HARRISBURG - Gov. Wolf stood before a group of reporters Friday at a township building about six miles from the Capitol and implored them to provide an example of when Republican legislators had agreed to compromise during the state's prolonged budget impasse.

"I've made a lot of compromises and offers, and what have I gotten in return? Nothing," Wolf said, reiterating his call to enact major financial reforms to plug the state's multibillion-dollar deficit.

His remarks were similar to those the governor had delivered during at least 16 other stump-style appearances at schools, municipal buildings, and other settings statewide since July - from Downingtown to Pittsburgh, from Bellefonte to Phoenixville.

But speaking to a small roomful of reporters and staffers, Wolf clearly seemed frustrated Friday - and for obvious reasons.

More than a week had passed since House Republicans had defeated his plan to fund the state's spending plan through tax hikes. Neither the governor nor legislative leaders had returned to the bargaining table, instead leaving the talks to their staffers. And with the budget stalemate lingering well past 100 days, there were no signs of progress.

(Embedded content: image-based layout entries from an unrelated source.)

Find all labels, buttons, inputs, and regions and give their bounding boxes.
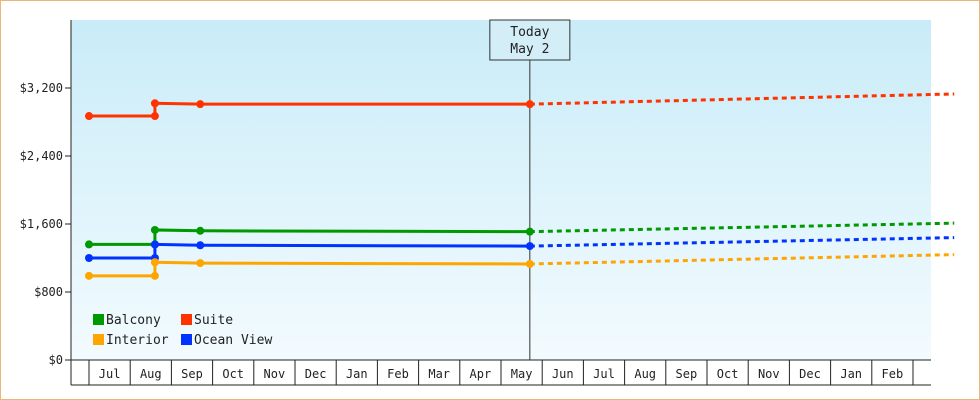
x-tick-label: Sep [181, 367, 203, 381]
x-tick-label: Feb [387, 367, 409, 381]
data-point [85, 254, 93, 262]
x-tick-label: Aug [634, 367, 656, 381]
x-tick-label: Aug [140, 367, 162, 381]
series-interior [85, 253, 955, 280]
y-tick-label: $0 [49, 353, 63, 367]
x-tick-label: Oct [717, 367, 739, 381]
legend-swatch-balcony [93, 314, 104, 325]
data-point [150, 258, 159, 267]
today-date: May 2 [510, 42, 549, 57]
forecast-line-interior [529, 253, 955, 266]
legend: Balcony Suite Interior Ocean View [93, 313, 272, 348]
data-point [196, 241, 205, 250]
x-tick-label: Oct [222, 367, 244, 381]
legend-swatch-ocean [181, 334, 192, 345]
legend-label-balcony: Balcony [106, 313, 161, 328]
y-tick-label: $2,400 [20, 149, 63, 163]
x-tick-label: Nov [264, 367, 286, 381]
legend-swatch-suite [181, 314, 192, 325]
forecast-line-ocean [529, 236, 955, 248]
y-tick-label: $3,200 [20, 81, 63, 95]
plot-area [71, 20, 931, 360]
y-axis: $0 $800 $1,600 $2,400 $3,200 [20, 20, 72, 385]
data-point [196, 226, 205, 235]
x-tick-label: Jun [552, 367, 574, 381]
legend-label-ocean: Ocean View [194, 333, 272, 348]
x-tick-label: Feb [882, 367, 904, 381]
x-tick-label: Jan [346, 367, 368, 381]
forecast-line-suite [529, 92, 955, 106]
x-tick-label: Sep [676, 367, 698, 381]
legend-label-interior: Interior [106, 333, 169, 348]
today-box [489, 19, 571, 61]
data-point [85, 240, 93, 249]
x-tick-label: Dec [799, 367, 821, 381]
data-point [85, 112, 93, 121]
x-tick-label: May [511, 367, 533, 381]
legend-label-suite: Suite [194, 313, 233, 328]
x-axis: Jul Aug Sep Oct Nov Dec Jan Feb Mar Apr May Jun Jul A… [71, 359, 931, 386]
x-tick-label: Dec [305, 367, 327, 381]
series-suite [85, 92, 955, 121]
x-tick-label: Mar [428, 367, 450, 381]
forecast-line-balcony [529, 221, 955, 234]
data-point [85, 271, 93, 280]
series-ocean [85, 236, 955, 262]
x-tick-label: Apr [470, 367, 492, 381]
y-tick-label: $800 [34, 285, 63, 299]
data-point [150, 99, 159, 108]
data-point [150, 271, 159, 280]
x-tick-label: Nov [758, 367, 780, 381]
y-tick-label: $1,600 [20, 217, 63, 231]
series-lines [85, 92, 955, 280]
data-point [196, 100, 205, 109]
data-point [525, 259, 534, 268]
data-point [196, 259, 205, 268]
data-point [525, 100, 534, 109]
x-tick-label: Jul [593, 367, 615, 381]
data-point [525, 227, 534, 236]
data-point [150, 112, 159, 121]
x-tick-label: Jul [99, 367, 121, 381]
today-marker: Today May 2 [489, 19, 571, 360]
today-label: Today [510, 25, 549, 40]
data-point [525, 242, 534, 251]
data-point [150, 225, 159, 234]
x-tick-label: Jan [840, 367, 862, 381]
legend-swatch-interior [93, 334, 104, 345]
data-point [150, 240, 159, 249]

State Rep. Bill Adolph (R., Delaware), chairman of the House Appropriations Committee, on Friday repeated a refrain that sounded much like one from July: He said Republicans who control the legislature and the first-term Democratic governor had yet to agree on how much the state should even spend next year.

House Majority Leader Dave Reed (R., Indiana) said GOP staffers were negotiating under the assumption that Wolf's signature proposal - increasing the personal income tax and sending the extra revenue to schools - was off the table.

"I think that brings the scope of discussions into a narrower area," Reed said, offering familiar topics including pension reform, liquor privatization, and gambling expansion as potential revenue sources.

But the governor said that nothing was off the table - and complained the GOP had not delivered a counterproposal to get the state on sound financial footing.

"I understand the pain," Wolf said. "But we need to get it right."

School districts and nonprofits have been without state aid since July 1, either borrowing or cutting their way to survival.

Other consequences have become apparent as well.

On Friday, Moody's Investors Service downgraded its outlook on the state's debt from "stable" to "negative." The ratings service concluded: "Amid its extreme political gridlock, the commonwealth will be challenged to find solutions to its fiscal imbalance."

Wolf, who polls once suggested held the upper hand among citizens in the budget stalemate, might be enduring a similar downgrade. A Quinnipiac University poll this month showed that his job approval rating had fallen to 41 percent, down from 45 percent in August.

The dip came during Wolf's public-relations blitz, as he's traveled the state holding budget-related press events, typically in front of schools and gaggles of reporters, often in the days just before or after budget talks.

Reed, the House leader, said "it would certainly be my preference" if negotiations could take place without either side mounting a public offensive. But he said it had a minimal effect on the process.

Wolf, meanwhile, said it was important for Pennsylvanians to know he was working to overcome what he described as a government that has run on short-term financial fixes.

"I'm not willing to bring Washington to Harrisburg," he said. "I want [us] to actually govern ourselves."

Wolf had proposed increasing the personal income tax from 3.07 percent to 3.57 percent, but that fell short in the House. He also proposed a new tax on natural gas drilling, and has long favored such permanent income streams over one-time cash infusions, such as selling the state liquor stores.

As the week ended, neither Wolf nor Reed would predict how - or when - the impasse would end. But they were holding out hope that, eventually, some measure of compromise would emerge.

"If you're going to go through a 100-day budget impasse," Reed said, "you've got to make it worth it in the end."